The apex of the endovervical cone was affected with CIN III in 14% of patients of which 67% were nulliparous. Such results were expected since the nulliparous patients underwent less invasive conization with the shorter cone. The production of mucus required for preserving the fertility is related to the length of the cervical canal. Therefore the treatment of CIN III should be accomplished by single surgical procedure without further treatments. Regarding the cone length our results are in accordance with previous publications [22, 23]. Eighteen mm is the minimal cone length needed to prevent residual CIN III on the apex in multiparous and 15 mm in nulliparous patients. We have to emphasize that shorter cone (10–12 mm) at nulliparous may result in residual CIN III at the cone apex and obligatory reconization which may seriously disrupt the fertile function [2427]. Since the cone apex was free from CIN in 116/124 (95%) of patients, we propose the cone length of 15 mm for women who are planning pregnancy.
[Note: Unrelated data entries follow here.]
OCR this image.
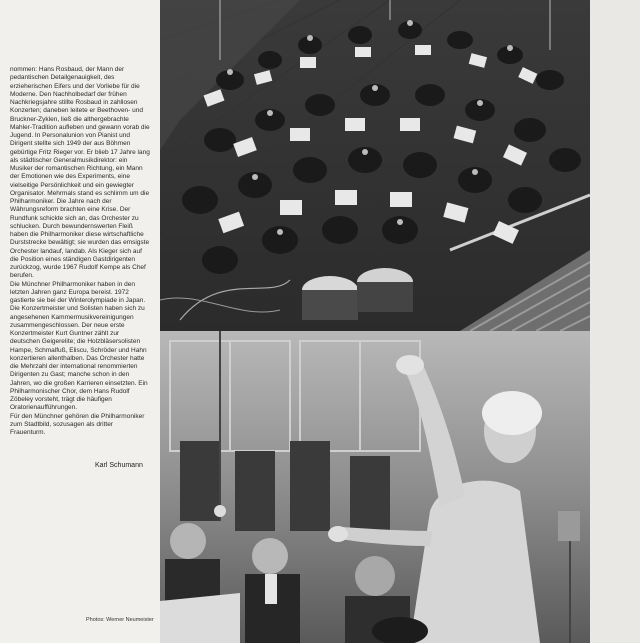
nommen: Hans Rosbaud, der Mann der pedantischen Detailgenauigkeit, des erzieherischen Eifers und der Vorliebe für die Moderne. Den Nachholbedarf der frühen Nachkriegsjahre stillte Rosbaud in zahllosen Konzerten; daneben leitete er Beethoven- und Bruckner-Zyklen, ließ die althergebrachte Mahler-Tradition aufleben und gewann vorab die Jugend. In Personalunion von Pianist und Dirigent stellte sich 1949 der aus Böhmen gebürtige Fritz Rieger vor. Er blieb 17 Jahre lang als städtischer Generalmusikdirektor: ein Musiker der romantischen Richtung, ein Mann der Emotionen wie des Experiments, eine vielseitige Persönlichkeit und ein gewiegter Organisator. Mehrmals stand es schlimm um die Philharmoniker. Die Jahre nach der Währungsreform brachten eine Krise. Der Rundfunk schickte sich an, das Orchester zu schlucken. Durch bewundernswerten Fleiß haben die Philharmoniker diese wirtschaftliche Durststrecke bewältigt; sie wurden das emsigste Orchester landauf, landab. Als Kieger sich auf die Position eines ständigen Gastdirigenten zurückzog, wurde 1967 Rudolf Kempe als Chef berufen.

Die Münchner Philharmoniker haben in den letzten Jahren ganz Europa bereist. 1972 gastierte sie bei der Winterolympiade in Japan. Die Konzertmeister und Solisten haben sich zu angesehenen Kammermusikvereinigungen zusammengeschlossen. Der neue erste Konzertmeister Kurt Guntner zählt zur deutschen Geigerelite; die Holzbläsersolisten Hampe, Schmalfuß, Eliscu, Schröder und Hahn konzertieren allenthalben. Das Orchester hatte die Mehrzahl der international renommierten Dirigenten zu Gast; manche schon in den Jahren, wo die großen Karrieren einsetzten. Ein Philharmonischer Chor, dem Hans Rudolf Zöbeley vorsteht, trägt die häufigen Oratorienaufführungen.

Für den Münchner gehören die Philharmoniker zum Stadtbild, sozusagen als dritter Frauenturm.

Karl Schumann
Photos: Werner Neumeister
If LETZ is chosen for treating the CIN III it is important to comprise 0.3–0.5 mm of thermal damage and therefore increase the necessary depth of incision for 1 mm [22].

The combined approach of histology screening and conical excision we performed contribute to further cervical cone length treatment for cervical intraepithelial neoplasia grade III in order to fertility preservation.

In conclusion, as the cone length is the most important determining factor for fertility preservation, the exact measurement of cervical cone could be essential for future pregnancies. Both optimal treatment and preserving the cervical function are needed in this group of patients.